Paylaş
Hilafet Kurumu
Question
4.1. Hz. Muhammed Sonrası Kurumsal Gelişmeler
4.1.1. Hilafet Kurumu
Hilafet, İslam tarihi boyunca önemini koruyan en etkili kurumlardan biridir. Hilafet sözlükte ‘bir kimseden sonra onun yerine geçmek’ halife ise ‘bir kimsenin yerine geçen kişi’ anlamlarına gelir(Apaydın ve Diğerleri, 2014, s. 297). Bu anlamlar dışında halife kelime kökünün, Arapça dilinden kaynaklı zengin bir anlambilimsel geçmişi vardır. Bu kurum hakkında yorum ve çalışma yapanların karşılaştıkları zorluklar Arapça dilinin sağladığı zenginlikten kaynaklanmaktadır. Bu kelime, Kur’an’da iki kez çoğul olmak üzere toplam yedi defa kullanılmıştır.
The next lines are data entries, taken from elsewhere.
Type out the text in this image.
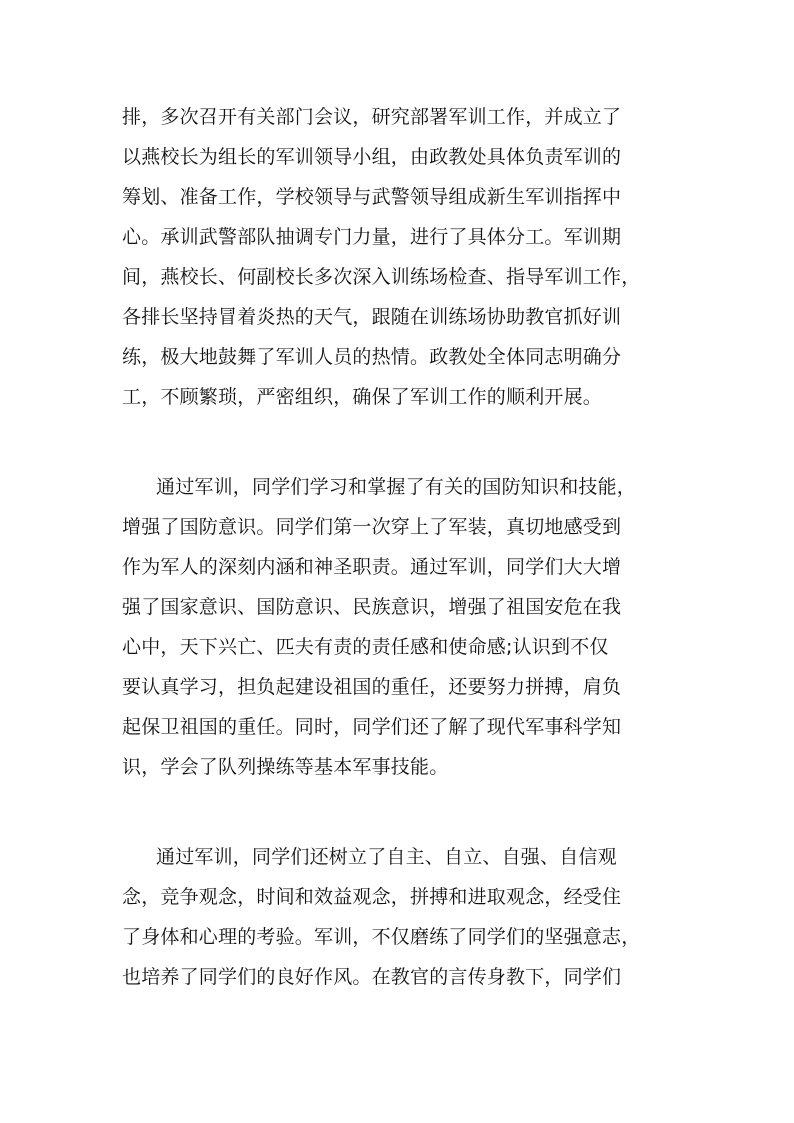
排，多次召开有关部门会议，研究部署军训工作，并成立了
以燕校长为组长的军训领导小组，由政教处具体负责军训的
筹划、准备工作，学校领导与武警领导组成新生军训指挥中
心。承训武警部队抽调专门力量，进行了具体分工。军训期
间，燕校长、何副校长多次深入训练场检查、指导军训工作，
各排长坚持冒着炎热的天气，跟随在训练场协助教官抓好训
练，极大地鼓舞了军训人员的热情。政教处全体同志明确分
工，不顾繁琐，严密组织，确保了军训工作的顺利开展。
通过军训，同学们学习和掌握了有关的国防知识和技能，
增强了国防意识。同学们第一次穿上了军装，真切地感受到
作为军人的深刻内涵和神圣职责。通过军训，同学们大大增
强了国家意识、国防意识、民族意识，增强了祖国安危在我
心中，天下兴亡、匹夫有责的责任感和使命感;认识到不仅
要认真学习，担负起建设祖国的重任，还要努力拼搏，肩负
起保卫祖国的重任。同时，同学们还了解了现代军事科学知
识，学会了队列操练等基本军事技能。
通过军训，同学们还树立了自主、自立、自强、自信观
念，竞争观念，时间和效益观念，拼搏和进取观念，经受住
了身体和心理的考验。军训，不仅磨练了同学们的坚强意志，
也培养了同学们的良好作风。在教官的言传身教下，同学们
Kur’an araştırmaları yapan âlimler arasında bu kelimelerin anlamı üzerinde uzun süren araştırmalar ve çalışmalar yapılmıştır fakat kesin olarak karşıladığı anlamlar üzerinde bir uzlaşmaya varılamamıştır(Watt, 1968, s. 32). Halife kelimesi Kur’an’da:[1] Yeryüzünü imar etme, zorlukların üstesinden gelme, meydan okumalara karşı koyma gibi anlamlarda kullanılmıştır(Halil, 2010, s. 39). Kelimenin siyasi anlamı ise bir yönetici yerine ‘halef/varis’ olarak gelmek demektir ve İslam devletinde de bu anlamıyla kullanılmıştır. İslami devlet yönetiminde, devletin başkanına halife, devlet başkanlığı makamına hilafet denmesinin sebebi ise, bu kurumların Hz. Muhammed’in risalet[2] görevi hariç dünyevi-siyasal yetkilerinin üstlenilmesidir.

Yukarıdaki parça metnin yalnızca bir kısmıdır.